I "Possibili scenari" di Cesare Cremonini, rivisitati per piano e voce

Una versione acustica del disco del 2017, una mossa controcorrente per Cesare Cremonini, un disco di una rara bellezza, che rivela l'essenza delle canzoni

Recensione del 07 dic 2018 a cura di Gianni Sibilla

La recensione

C'è una regola, nella musica: quando una canzone è bella, è bella in ogni versione. Sia "vestita" con arrangiamenti importanti, ma anche e soprattutto quando è spogliata in una versione acustica, voce ed un solo strumento. Basterebbe solo l'applicazione di questa regola per capire che "Possibili scenari per piano e voce" è un gran disco.

Un'operazione apparentemente "strana": non è un repackaging di un disco già uscito - pratica ormai consueta, nell'industria musicale Italiana. E non è propriamente un nuovo album, anche se per certi versi lo è.
E' una nuova versione del disco uscito un anno fa - ma nuova davvero: questa edizione non comprende né la versione originale né bonus tracks, inediti o canzoni nuove. Ma tutto è stato inciso ex-novo, questa estate. E sì, è stato inciso solo per piano e voce: una versione acustica.

Confesso, ho un debole per questo genere di operazioni, per le canzoni rivisitate per voce e strumento singolo, che sia un piano o che sia una chitarra. E' un'operazione che per lungo tempo è stata confinata ai lati B dei singoli dove, ogni tanto, appariva qualche versione acustica;  ha avuto un po' di fortuna con il fenomeno "unplugged", ma lì diventava una sorta di "Best of" dal vivo. Ora le versioni acustiche vengono talvolte usata per canzoni da distribuire in maniera sparsa nelle piattaforme digitali.
Ma al di là dei miei gusti personali: reincidere un disco intero, ad un anno distanza, per il puro gusto di farlo, è un'operazione da togliersi il cappello: rivela che alla fine Cesare Cremonini è uno come molti di noi, un appassionato di musica per la musica, al di là delle operazioni e delle strategie. Ed è pure una bella idea per marcare la diversità dall'altra musica che gira intorno.

Lo ha scritto meglio di me la collega Marinella Venegoni: "Cesare Cremonini può forse essere definito l’ultimo dei vecchi e il primo dei nuovi cantautori.
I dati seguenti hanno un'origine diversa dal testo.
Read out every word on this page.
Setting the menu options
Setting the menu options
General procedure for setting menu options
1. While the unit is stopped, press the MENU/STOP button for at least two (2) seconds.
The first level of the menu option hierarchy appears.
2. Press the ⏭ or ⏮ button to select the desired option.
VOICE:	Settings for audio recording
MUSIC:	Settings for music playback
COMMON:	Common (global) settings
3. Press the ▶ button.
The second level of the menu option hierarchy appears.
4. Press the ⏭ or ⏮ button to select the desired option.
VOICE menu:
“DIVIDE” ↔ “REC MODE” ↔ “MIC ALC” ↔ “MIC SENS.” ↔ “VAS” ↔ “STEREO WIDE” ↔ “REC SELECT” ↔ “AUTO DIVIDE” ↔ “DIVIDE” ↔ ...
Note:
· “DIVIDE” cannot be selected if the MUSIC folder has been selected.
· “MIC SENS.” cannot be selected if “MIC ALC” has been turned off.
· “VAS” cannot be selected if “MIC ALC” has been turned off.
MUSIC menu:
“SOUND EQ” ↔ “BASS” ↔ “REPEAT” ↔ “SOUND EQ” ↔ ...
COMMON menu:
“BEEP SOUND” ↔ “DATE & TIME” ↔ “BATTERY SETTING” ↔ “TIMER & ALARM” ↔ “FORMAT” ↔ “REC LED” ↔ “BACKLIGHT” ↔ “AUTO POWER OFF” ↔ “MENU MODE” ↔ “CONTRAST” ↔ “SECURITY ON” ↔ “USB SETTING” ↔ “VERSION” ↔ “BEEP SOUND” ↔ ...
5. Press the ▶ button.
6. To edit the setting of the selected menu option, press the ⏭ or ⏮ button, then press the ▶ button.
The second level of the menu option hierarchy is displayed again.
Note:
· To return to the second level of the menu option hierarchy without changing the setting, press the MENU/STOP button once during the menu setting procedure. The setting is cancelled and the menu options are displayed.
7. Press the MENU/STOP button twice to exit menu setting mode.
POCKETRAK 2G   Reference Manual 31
Dei vecchi ha il rigore e il gusto della parola, dei secondi il respiro contemporaneo nella musica e nei contenuti". In questo disco si sente soprattutto la scrittura, il gusto per la melodia pura, per la parola giusta detta nel modo giusto, per l'arrangiamento minimale.  Nella parte musicale è stato fatto un lavoro sullo strumento per sottrazione: non c'è una nota di troppo, ma lo strumento si sente eccome.  "Al tuo matrimonio" e "Possibili scenari" perdono l'impianto pop-rock per diventare essenza, con tocchi di piano delicati, mentre il capolavoro del disco, "Nessuno vuole essere Robin" è pura emozione: inizia solo con la voce, e il piano rimane appena accennato, sullo sfondo, quasi non volesse disturbare quelle parole. Persino "Kashmir-Kashmir" e "La Isla", forse le canzoni più difficili da trasportare in questo contesto, guadagnano qualcosa, in questa versione: la prima passa dal funky ad un andamento alla Paolo Conte, mentre la seconda diventa un racconto confidenziale, sussurrato. 

Una menzione d'onore alla copertina: il blu e la barra colorata dell'edizione 2017 (elemento scenografico portante del tour) qua si trasformano in un bianco e nero, quello del piano e dei suoi testi: Cremonini riesce ad essere coerente anche in questo. Il motivo per cui mi piacciono queste operazioni lo ritrovo qua dentro, e in quella regola che dicevo in apertura: versioni minimali di belle canzoni, che rivelano la loro "Poetica". Insomma, il lavoro su questo progetto conferma che "Possibili scenari" è uno dei migliori dischi italiani degli ultimi anni.

Una domanda, anzi un "wishful thinking": dopo il disco acustico, quando il tour acustico? Sarebbe interessante vedere Cesare Cremonini, dopo gli stadi e i palazzetti, nei teatri, da solo, con lo strumento e le sue canzoni.